The effect of drought stress varies, depending on the feeding behaviors of insects and mites. For example, insects with piercing–sucking mouthparts such as aphids, whiteflies, scales, and plant bugs typically benefit more from dry conditions than insects with chewing mouthparts, including beetles, caterpillars, and sawflies. Plant stress, due to a lack of soil moisture, often increases susceptibility to wood-boring insects, such as bronze birch borer (Agrilus anxius), twolined chestnut borer (Agrilus bilineatus), and bark beetles. Plants under drought stress decrease production of compounds such as oleoresin, which act to deter feeding by wood-boring insects, thus increasing susceptibility. Additionally, water-deficient plants emit volatile chemicals, such as ethanol and alpha-pinene, that attract these types of insects. Wood-boring insects use these chemical cues to help them locate plants whose natural defenses have been compromised by lack of water. For example, a lack of moisture in the upper tree canopy may result in localized areas of cambial and phloem tissue degradation, which are very attractive to wood-boring insects such as bronze birch borer females for egg laying. Also, the colonization success of bark beetles increases when trees are stressed due to lack of moisture. Bark beetles depend on water stress to weaken the defenses of their target.

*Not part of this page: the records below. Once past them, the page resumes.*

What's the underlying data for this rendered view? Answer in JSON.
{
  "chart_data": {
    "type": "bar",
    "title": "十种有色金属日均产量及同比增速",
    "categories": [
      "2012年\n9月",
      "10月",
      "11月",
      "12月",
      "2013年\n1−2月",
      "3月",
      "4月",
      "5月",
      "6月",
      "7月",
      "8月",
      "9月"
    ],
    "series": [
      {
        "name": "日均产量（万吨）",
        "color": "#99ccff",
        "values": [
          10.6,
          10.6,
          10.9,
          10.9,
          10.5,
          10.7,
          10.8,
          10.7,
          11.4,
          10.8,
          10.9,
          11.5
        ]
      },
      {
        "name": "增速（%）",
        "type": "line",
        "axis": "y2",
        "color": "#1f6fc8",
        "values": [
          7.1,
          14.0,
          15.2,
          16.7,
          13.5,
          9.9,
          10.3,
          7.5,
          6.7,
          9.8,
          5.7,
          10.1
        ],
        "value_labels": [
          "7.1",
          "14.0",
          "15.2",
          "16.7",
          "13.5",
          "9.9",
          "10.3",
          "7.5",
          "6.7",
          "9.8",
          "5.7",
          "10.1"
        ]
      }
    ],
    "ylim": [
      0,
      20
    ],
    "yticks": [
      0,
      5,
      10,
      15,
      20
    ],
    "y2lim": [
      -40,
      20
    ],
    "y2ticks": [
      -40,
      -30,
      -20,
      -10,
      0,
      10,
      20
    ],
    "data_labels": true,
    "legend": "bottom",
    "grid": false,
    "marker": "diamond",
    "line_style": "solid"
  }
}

Inadequate soil moisture can also lead to higher populations of twospotted spider mite, Tetranychus urticae, because there is less moisture in the air from evaporation. These lower relative humidities and drier conditions tend to favor twospotted spider mite development. Also, twospotted spider mites tend to feed more under dry conditions because the dry air or low relative humidity allows them to easily acquire excess water in plant leaves, which is then excreted by the spider mites.

Insects are affected by drought or dry conditions through a number of mechanisms. First, dry conditions provide a favorable thermal environment of growth and development for plant-feeding insects and mites. Second, drought-stressed plants are more attractive and acceptable to insects. As plants lose moisture via transpiration, the water columns in the xylem cavitate or break apart, producing ultrasonic acoustical emissions that are sensed by many bark beetles, attracting them to stressed plants. Third, drought-stressed plants are more suitable for insects. Water-deficient plants are more favorable for insect growth (that is, increased larval weight), survival, and reproduction because plant nutrients are more concentrated and/or better balanced. However, the primary reason why water-deficient plants are more susceptible to insects is due to a decline in the production of secondary metabolites or defensive compounds, which increases susceptibility to attack. Fourth, drought or dry conditions increase insect detoxification systems. It has been hypothesized that insects feeding on drought-stressed plants are better able to break down certain plant allelochemicals or defensive compounds that would normally have a negative effect on them. The bottom line is that drought stress induces changes in the quality of plants, which improves the performance, in most cases, of plant-feeding insects and mites.